Member of the Washington State Senate from the 26th district
- Incumbent
- Assumed office December 11, 2024
- Preceded by: Emily Randall

Personal details
- Party: Democratic
- Education: Western Washington University (BA)

= Deborah Krishnadasan =

American politician

Deborah Krishnadasan is an American politician serving as a member of the Washington State Senate from the 26th district. She was appointed by the Kitsap County Board of Commissioners and the Pierce County Council in 2024 to fill the vacancy left by Emily Randall's resignation following being elected to the U.S. House of Representatives. A Democrat, she previously served as president of the Peninsula School Board.

== Early life and education ==
Krishnadasan grew up in Puyallup and graduated from Western Washington University with a Bachelor of Arts in communications.

== Career ==
Her professional career includes working in communications and human resources for natural resources and tech companies including Burlington Resources, Visio Corporation, and Microsoft.

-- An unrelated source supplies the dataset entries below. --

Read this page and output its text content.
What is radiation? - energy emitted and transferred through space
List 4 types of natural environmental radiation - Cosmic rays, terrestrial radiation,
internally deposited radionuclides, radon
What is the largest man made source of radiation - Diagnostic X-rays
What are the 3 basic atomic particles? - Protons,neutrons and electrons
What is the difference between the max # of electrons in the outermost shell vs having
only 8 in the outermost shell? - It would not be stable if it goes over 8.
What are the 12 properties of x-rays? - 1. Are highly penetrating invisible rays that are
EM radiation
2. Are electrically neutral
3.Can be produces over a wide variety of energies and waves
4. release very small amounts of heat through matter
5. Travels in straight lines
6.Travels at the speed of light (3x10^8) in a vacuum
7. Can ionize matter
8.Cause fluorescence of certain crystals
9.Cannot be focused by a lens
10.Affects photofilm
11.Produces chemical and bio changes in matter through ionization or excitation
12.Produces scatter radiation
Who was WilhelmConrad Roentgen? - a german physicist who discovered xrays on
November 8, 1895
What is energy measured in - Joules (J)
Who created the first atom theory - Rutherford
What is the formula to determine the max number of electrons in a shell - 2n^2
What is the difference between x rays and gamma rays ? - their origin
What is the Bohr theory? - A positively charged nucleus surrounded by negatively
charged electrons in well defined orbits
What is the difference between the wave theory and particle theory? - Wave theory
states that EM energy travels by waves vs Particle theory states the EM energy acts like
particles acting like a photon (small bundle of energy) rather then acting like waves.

=== Peninsula School Board ===
Krishnadasan was first elected to the Peninsula School Board for District 2 in a 2015 special election and won re-election to the seat unopposed in 2017. She served a two-year term as the board's president from 2019 to 2021.

=== Washington Senate ===
She was appointed by the Kitsap County Board of Commissioners and the Pierce County Council to the Washington Senate on December 11, 2024, to replace Emily Randall. She is running in the November 2025 special election for the remainder of the term in a competitive race against Republican state representative Michelle Caldier.

In March 2025, Krishnadasan was one of two Democrats to vote with Republicans against the state budget due to tax increases. After being sworn in, she sponsored a bill which would amend the state constitution to lower the current 60% voter approval threshold to pass school funding bonds down to 55% of the vote.

== Personal life ==
Krishnadasan and her husband Baiya, a Sri Lankan-born cardiothoracic surgeon, moved to Gig Harbor in 2008 and have three kids: Alexander, Audrey, and Gabriel.